I grabbed his hand and pulled him quick into a doorway and held him.
“Tracker, what in all the fucks—”
“Men, two in number, following us.”
“Oh, the two men a hundred paces behind me, one in a blue cape and white robes, the other, open vest and white trousers like a horseman? Trying to look as if not in league with each other, but clearly walking together? I think, Tracker, they are following me.”
“We could lead them to that plank, and throw them off.”
“Are all your forms of fun this quick?”
I pushed him away. We kept on walking, past a number of steps I could not count, but I did notice the path took us right around the trunk, covered in little roofs, towers, and great halls, twice. And at almost every turn there was a new tree in the distance. And at every turn I was getting angry with Mossi and couldn’t explain why.
“A city with no children, and a queen hungry to get one, even from you. There is some honor in that, is there not?”
“No honor to such lowly customs.”
“And yet you dropped your robes, and rose to meet it.”
“What is burning you?” he said.
I looked at him. “I feel lost and I do no
t know what to do here.”
“How could you be lost? I am following you, so I am lost too.”
The men stopped waiting on us and were approaching.
“Maybe what you’re looking for is not a reason to fight, or to save the boy, but just a reason,” Mossi said.
“Fuck the gods if I know what that means.”
“I’ve spent my life on the chase for men. People are either running to, or running from, but you just seem to be cut loose. You have no stakes in this and why should you? But have you a stake in anything? In anyone?”
At this I wished for nothing more than to punch the next remark back into his mouth.
He looked at me, his eyes sharp, waiting for an answer. I said, “How shall we deal with these men? We have no weapons, but we do have fists.

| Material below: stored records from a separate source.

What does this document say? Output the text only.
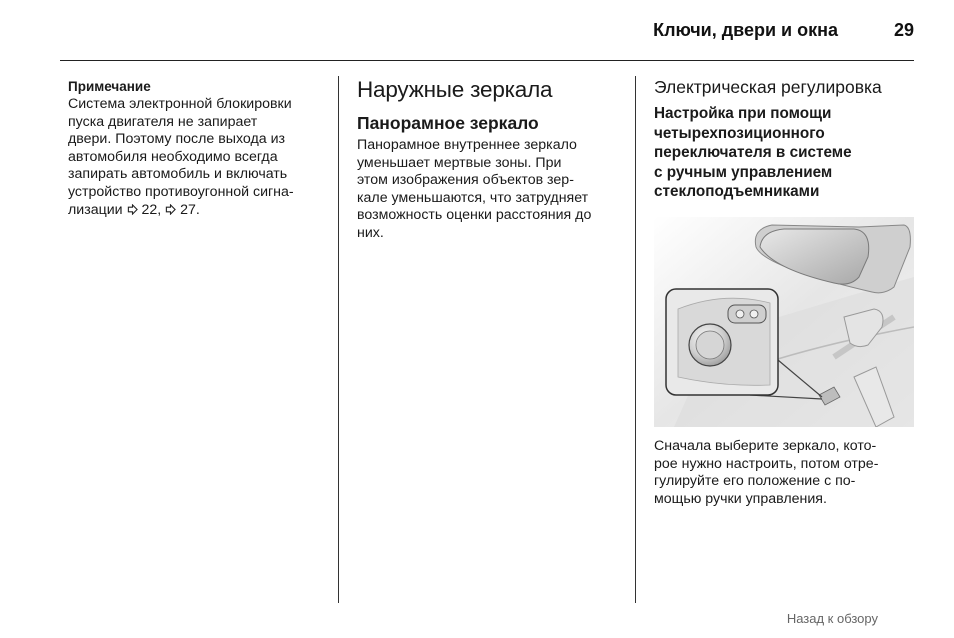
Ключи, двери и окна	29
Примечание

Система электронной блокировки
пуска двигателя не запирает
двери. Поэтому после выхода из
автомобиля необходимо всегда
запирать автомобиль и включать
устройство противоугонной сигна-
лизации 22, 27.

Наружные зеркала
Панорамное зеркало

Панорамное внутреннее зеркало
уменьшает мертвые зоны. При
этом изображения объектов зер-
кале уменьшаются, что затрудняет
возможность оценки расстояния до
них.

Электрическая регулировка

Настройка при помощи
четырехпозиционного
переключателя в системе
с ручным управлением
стеклоподъемниками

Сначала выберите зеркало, кото-
рое нужно настроить, потом отре-
гулируйте его положение с по-
мощью ручки управления.

Назад к обзору
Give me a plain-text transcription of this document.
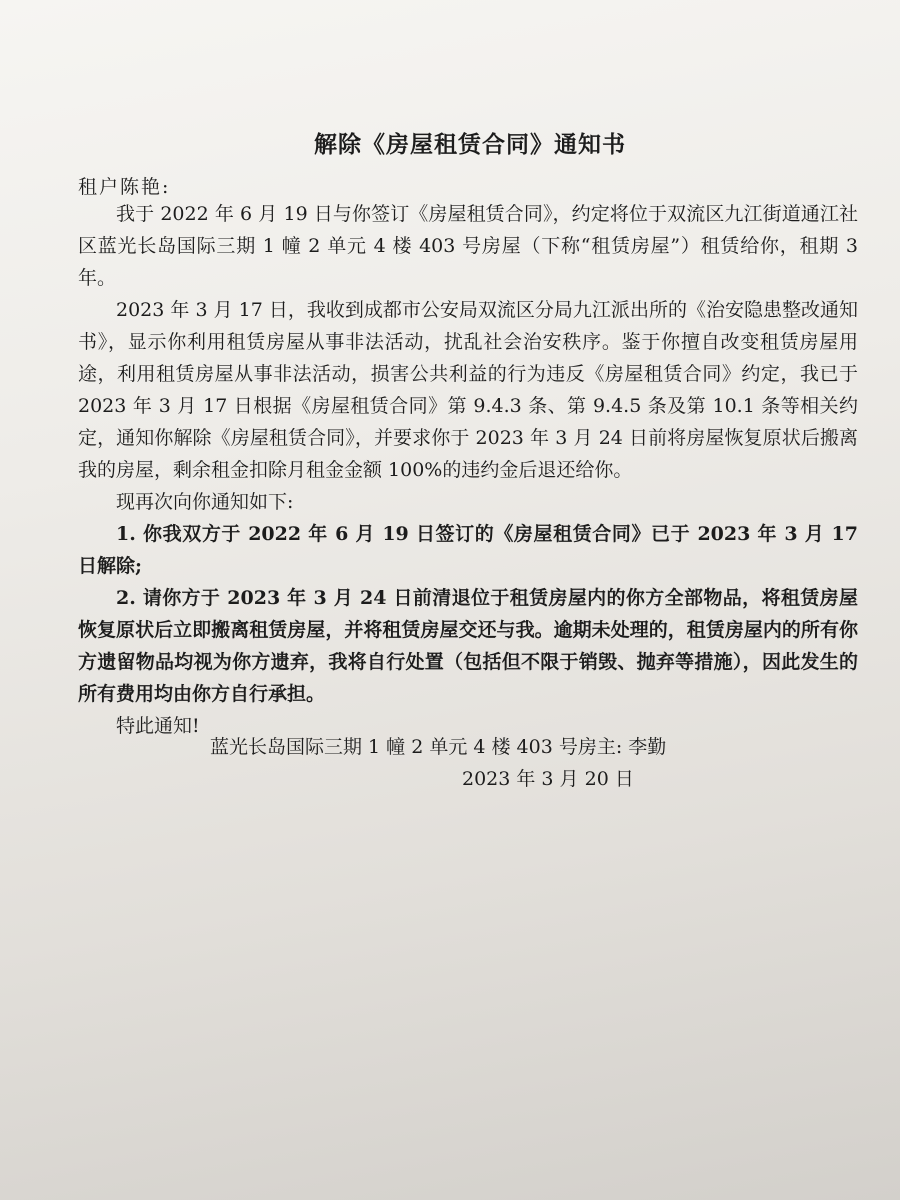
解除《房屋租赁合同》通知书
租户陈艳:

我于 2022 年 6 月 19 日与你签订《房屋租赁合同》，约定将位于双流区九江街道通江社区蓝光长岛国际三期 1 幢 2 单元 4 楼 403 号房屋（下称“租赁房屋”）租赁给你，租期 3 年。

2023 年 3 月 17 日，我收到成都市公安局双流区分局九江派出所的《治安隐患整改通知书》，显示你利用租赁房屋从事非法活动，扰乱社会治安秩序。鉴于你擅自改变租赁房屋用途，利用租赁房屋从事非法活动，损害公共利益的行为违反《房屋租赁合同》约定，我已于 2023 年 3 月 17 日根据《房屋租赁合同》第 9.4.3 条、第 9.4.5 条及第 10.1 条等相关约定，通知你解除《房屋租赁合同》，并要求你于 2023 年 3 月 24 日前将房屋恢复原状后搬离我的房屋，剩余租金扣除月租金金额 100%的违约金后退还给你。

现再次向你通知如下:

1. 你我双方于 2022 年 6 月 19 日签订的《房屋租赁合同》已于 2023 年 3 月 17 日解除;

2. 请你方于 2023 年 3 月 24 日前清退位于租赁房屋内的你方全部物品，将租赁房屋恢复原状后立即搬离租赁房屋，并将租赁房屋交还与我。逾期未处理的，租赁房屋内的所有你方遗留物品均视为你方遗弃，我将自行处置（包括但不限于销毁、抛弃等措施），因此发生的所有费用均由你方自行承担。

特此通知!

蓝光长岛国际三期 1 幢 2 单元 4 楼 403 号房主: 李勤
2023 年 3 月 20 日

And feet.”
“Are they—”
“Do not turn around, they are upon us.”
The two men looked like monks, tall and very thin, one with the long hair and the cultivated face of a eunuch. The other, not as tall but still thin, looked at us for less than a blink before looking past us. Mossi clutched at his sword but there was no sword. They walked past us. Both smelled heavy of spices.
* * *
—
On the way back to my room not even the thought of the gods at peace could stop me from cursing.

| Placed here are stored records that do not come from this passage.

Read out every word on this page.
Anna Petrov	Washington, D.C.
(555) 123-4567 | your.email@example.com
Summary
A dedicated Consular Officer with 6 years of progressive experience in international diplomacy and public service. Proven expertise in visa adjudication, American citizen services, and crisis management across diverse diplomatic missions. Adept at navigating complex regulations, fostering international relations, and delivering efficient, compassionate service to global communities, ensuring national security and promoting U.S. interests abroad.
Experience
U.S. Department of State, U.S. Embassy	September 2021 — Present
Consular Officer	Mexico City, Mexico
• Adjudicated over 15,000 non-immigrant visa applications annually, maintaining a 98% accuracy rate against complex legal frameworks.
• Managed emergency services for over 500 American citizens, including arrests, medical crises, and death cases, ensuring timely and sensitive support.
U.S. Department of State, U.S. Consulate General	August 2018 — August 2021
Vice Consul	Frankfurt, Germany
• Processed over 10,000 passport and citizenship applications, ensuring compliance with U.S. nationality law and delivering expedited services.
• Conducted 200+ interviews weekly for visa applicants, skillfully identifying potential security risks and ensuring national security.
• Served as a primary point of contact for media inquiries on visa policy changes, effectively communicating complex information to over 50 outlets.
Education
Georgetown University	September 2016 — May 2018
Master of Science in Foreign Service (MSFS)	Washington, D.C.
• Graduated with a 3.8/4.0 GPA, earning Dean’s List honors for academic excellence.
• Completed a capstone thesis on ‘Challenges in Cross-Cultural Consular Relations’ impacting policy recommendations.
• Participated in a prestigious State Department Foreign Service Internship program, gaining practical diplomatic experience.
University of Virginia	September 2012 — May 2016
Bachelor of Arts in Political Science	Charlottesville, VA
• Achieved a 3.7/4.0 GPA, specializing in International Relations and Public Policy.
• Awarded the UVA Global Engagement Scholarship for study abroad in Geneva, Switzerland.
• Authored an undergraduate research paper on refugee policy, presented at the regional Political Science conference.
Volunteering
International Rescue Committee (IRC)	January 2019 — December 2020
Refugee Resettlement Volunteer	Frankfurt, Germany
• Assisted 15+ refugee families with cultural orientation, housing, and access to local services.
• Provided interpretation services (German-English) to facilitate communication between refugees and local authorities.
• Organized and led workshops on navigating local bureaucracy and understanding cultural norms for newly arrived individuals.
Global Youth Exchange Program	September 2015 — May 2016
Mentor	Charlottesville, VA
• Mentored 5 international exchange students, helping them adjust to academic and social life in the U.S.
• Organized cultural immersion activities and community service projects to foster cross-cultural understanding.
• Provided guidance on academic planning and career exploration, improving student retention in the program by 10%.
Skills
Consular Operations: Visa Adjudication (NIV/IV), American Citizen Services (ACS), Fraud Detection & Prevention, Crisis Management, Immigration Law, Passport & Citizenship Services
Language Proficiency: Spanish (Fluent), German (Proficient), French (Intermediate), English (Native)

“I cannot believe you fucked her.”
He spun around to me. “What?”
I stopped and turned back. Only one cart passed us. The street stayed empty, but you could hear buying, selling, and yelling down the bazaars in the lanes.

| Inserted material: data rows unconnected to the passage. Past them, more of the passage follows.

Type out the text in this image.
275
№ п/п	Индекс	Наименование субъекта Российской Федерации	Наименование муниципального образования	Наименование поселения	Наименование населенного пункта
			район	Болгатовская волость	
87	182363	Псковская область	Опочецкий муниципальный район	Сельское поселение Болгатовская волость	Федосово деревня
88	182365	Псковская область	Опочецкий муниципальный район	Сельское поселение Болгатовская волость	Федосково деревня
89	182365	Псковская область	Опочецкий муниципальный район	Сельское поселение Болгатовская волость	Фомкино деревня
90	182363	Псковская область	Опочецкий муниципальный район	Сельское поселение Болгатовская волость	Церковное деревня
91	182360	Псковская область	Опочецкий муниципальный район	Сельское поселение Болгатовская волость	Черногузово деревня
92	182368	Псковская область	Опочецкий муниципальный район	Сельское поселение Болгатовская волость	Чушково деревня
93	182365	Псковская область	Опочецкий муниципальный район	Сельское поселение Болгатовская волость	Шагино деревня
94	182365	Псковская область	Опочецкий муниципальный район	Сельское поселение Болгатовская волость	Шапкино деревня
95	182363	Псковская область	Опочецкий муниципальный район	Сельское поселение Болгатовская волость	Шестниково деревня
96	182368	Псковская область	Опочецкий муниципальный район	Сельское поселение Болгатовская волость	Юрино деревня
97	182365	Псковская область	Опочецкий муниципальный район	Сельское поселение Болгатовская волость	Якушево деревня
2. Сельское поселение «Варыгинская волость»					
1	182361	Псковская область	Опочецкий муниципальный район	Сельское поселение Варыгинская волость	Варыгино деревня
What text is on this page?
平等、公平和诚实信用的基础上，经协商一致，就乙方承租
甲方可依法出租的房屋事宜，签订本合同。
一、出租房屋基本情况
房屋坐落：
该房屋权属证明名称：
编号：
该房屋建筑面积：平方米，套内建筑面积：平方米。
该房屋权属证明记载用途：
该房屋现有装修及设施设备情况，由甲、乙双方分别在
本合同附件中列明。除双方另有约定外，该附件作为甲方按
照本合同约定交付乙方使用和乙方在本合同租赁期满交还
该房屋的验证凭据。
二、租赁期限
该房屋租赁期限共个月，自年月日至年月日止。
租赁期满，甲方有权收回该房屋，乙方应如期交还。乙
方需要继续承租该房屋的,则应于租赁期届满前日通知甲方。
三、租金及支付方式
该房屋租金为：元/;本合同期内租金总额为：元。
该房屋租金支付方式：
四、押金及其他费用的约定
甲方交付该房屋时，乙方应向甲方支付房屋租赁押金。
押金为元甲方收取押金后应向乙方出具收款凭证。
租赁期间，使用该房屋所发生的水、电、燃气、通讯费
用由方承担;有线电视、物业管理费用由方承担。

“You heard what I said. Thank the gods, I am just a low jungle boy,” I said. “She must think you’re an eastern prince.”
“You think that’s how it is, that you’re too low to be used and killed,” Mossi said.
“If she conceives you can thank the gods you are a father of multitudes. Like a rat.”
“Listen, you bush-fucker. Don’t judge me for something you would have done. Was there any choice? Do you think I even wanted to? What would you do, insult the Queen the night she gives you hospitality? What would have happened to us?”